Projet Ouest Territoires d’élevage
En France et généralement dans les pays du sud de l’Europe, ces labels spécifiques au bien-être animal n’existent pas encore. Mais les filières de l’élevage de l’Ouest (Bretagne, Pays de la Loire et Normandie) s’en préoccupent. Il n’y avait qu’à voir le nombre d’innovations relatives au bien-être animal présentées au Space cette année. Les producteurs de lait bretons ont créé cette année l’association Lait de pâturage (voir LMH 374) pour valoriser le lait des vaches broutant de l’herbe 150 jours en moyenne par an.
Agrial, Triskalia et Terrena s’engagent
Les groupes coopératifs Agrial, Triskalia, Terrena ne sont pas en reste. Ils se sont rapprochés des chambres d’agriculture des trois Régions ainsi que de différents instituts de recherche et universités pour former en début d’année le projet baptisé Laboratoire d’innovation territorial « Ouest Territoires d’élevage ». Objectif : identifier de nouvelles pratiques d’élevage en lien avec le bien-être animal à l’échelle de petits territoires d’élevage de l’Ouest pour mieux répondre aux attentes des consommateurs.
Hervé Guyomard, directeur scientifique à l’Inra qui pilote le projet, est persuadé que « le bien-être animal est un levier majeur pour redonner de l’espoir aux filières animales ». Les professionnels doivent prendre le sujet à bras-le-corps, car, ajoute le scientifique, « j’ai la conviction que le bien-être animal sera de plus en plus réglementé ». Orienter l’élevage vers de nouvelles pratiques générera dans certains cas des coûts supplémentaires ou des rendements inférieurs du fait d’un moindre chargement dans les bâtiments. La baisse des performances économiques pourra-t-elle être amortie par de la création de valeur ?

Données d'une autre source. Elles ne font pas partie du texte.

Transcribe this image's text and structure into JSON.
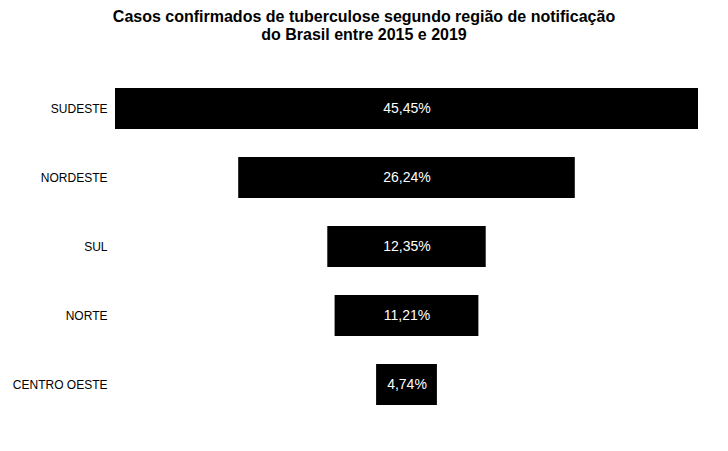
{
  "chart_data": {
    "type": "funnel",
    "title": "Casos confirmados de tuberculose segundo região de notificação\ndo Brasil entre 2015 e 2019",
    "categories": [
      "SUDESTE",
      "NORDESTE",
      "SUL",
      "NORTE",
      "CENTRO OESTE"
    ],
    "values": [
      45.45,
      26.24,
      12.35,
      11.21,
      4.74
    ],
    "value_labels": [
      "45,45%",
      "26,24%",
      "12,35%",
      "11,21%",
      "4,74%"
    ],
    "data_labels": true,
    "orientation": "horizontal",
    "color": "#000000",
    "tick_labels": "y",
    "xlim": [
      0,
      45.45
    ],
    "xticks": []
  }
}
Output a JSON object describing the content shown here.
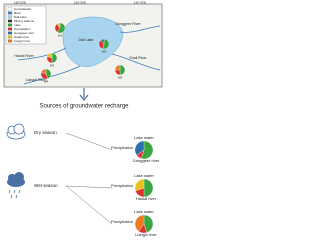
{
  "map": {
    "lon_labels": [
      "116°25'E",
      "116°30'E",
      "116°35'E"
    ],
    "legend": [
      "Groundwater",
      "River",
      "Dali Lake",
      "Mining stations",
      "Lake",
      "Precipitation",
      "Gonggeer river",
      "Haolai river",
      "Liangzi river"
    ],
    "legend_colors": [
      "#ffffff",
      "#3a7fc4",
      "#a8d4ef",
      "#333333",
      "#3aa640",
      "#e03030",
      "#2a6fb0",
      "#e8c020",
      "#f07a20"
    ],
    "places": [
      "Dali Lake",
      "Gonggeer River",
      "Shali River",
      "Haolai River",
      "Liangzi River"
    ],
    "wells": [
      {
        "label": "W1",
        "values": [
          60,
          30,
          10
        ],
        "colors": [
          "#3aa640",
          "#e03030",
          "#e8c020"
        ]
      },
      {
        "label": "W2",
        "values": [
          55,
          35,
          10
        ],
        "colors": [
          "#3aa640",
          "#e03030",
          "#2a6fb0"
        ]
      },
      {
        "label": "W3",
        "values": [
          50,
          30,
          20
        ],
        "colors": [
          "#3aa640",
          "#e03030",
          "#e8c020"
        ]
      },
      {
        "label": "W4",
        "values": [
          45,
          35,
          20
        ],
        "colors": [
          "#3aa640",
          "#e03030",
          "#f07a20"
        ]
      },
      {
        "label": "W5",
        "values": [
          50,
          25,
          25
        ],
        "colors": [
          "#3aa640",
          "#e03030",
          "#f07a20"
        ]
      }
    ]
  },
  "recharge": {
    "title": "Sources of groundwater recharge",
    "seasons": [
      {
        "label": "Dry season",
        "pies": [
          {
            "labels": [
              "Lake water",
              "Precipitation",
              "Gonggeer river"
            ],
            "values": [
              55,
              10,
              35
            ],
            "colors": [
              "#3aa640",
              "#e03030",
              "#2a6fb0"
            ]
          }
        ]
      },
      {
        "label": "Wet season",
        "pies": [
          {
            "labels": [
              "Lake water",
              "Precipitation",
              "Haolai river"
            ],
            "values": [
              50,
              20,
              30
            ],
            "colors": [
              "#3aa640",
              "#e03030",
              "#e8c020"
            ]
          },
          {
            "labels": [
              "Lake water",
              "Precipitation",
              "Liangzi river"
            ],
            "values": [
              45,
              15,
              40
            ],
            "colors": [
              "#3aa640",
              "#e03030",
              "#f07a20"
            ]
          }
        ]
      }
    ]
  }
}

Guère plus de 5 % de hausse du prix de vente
Si l’on se réfère aux gains économiques engendrés par les labels du nord de l’Europe pour les éleveurs, le retour aux éleveurs paraît plutôt maigre. « Les consommateurs n’acceptent guère plus de 5 % d’augmentation du prix de vente », précise Christine Roguet. Les filières d’élevage n’ont de toute façon plus le choix : elles doivent s’emparer du bien-être animal, expérimenter de nouvelles pratiques avant de songer à en retirer de la valeur.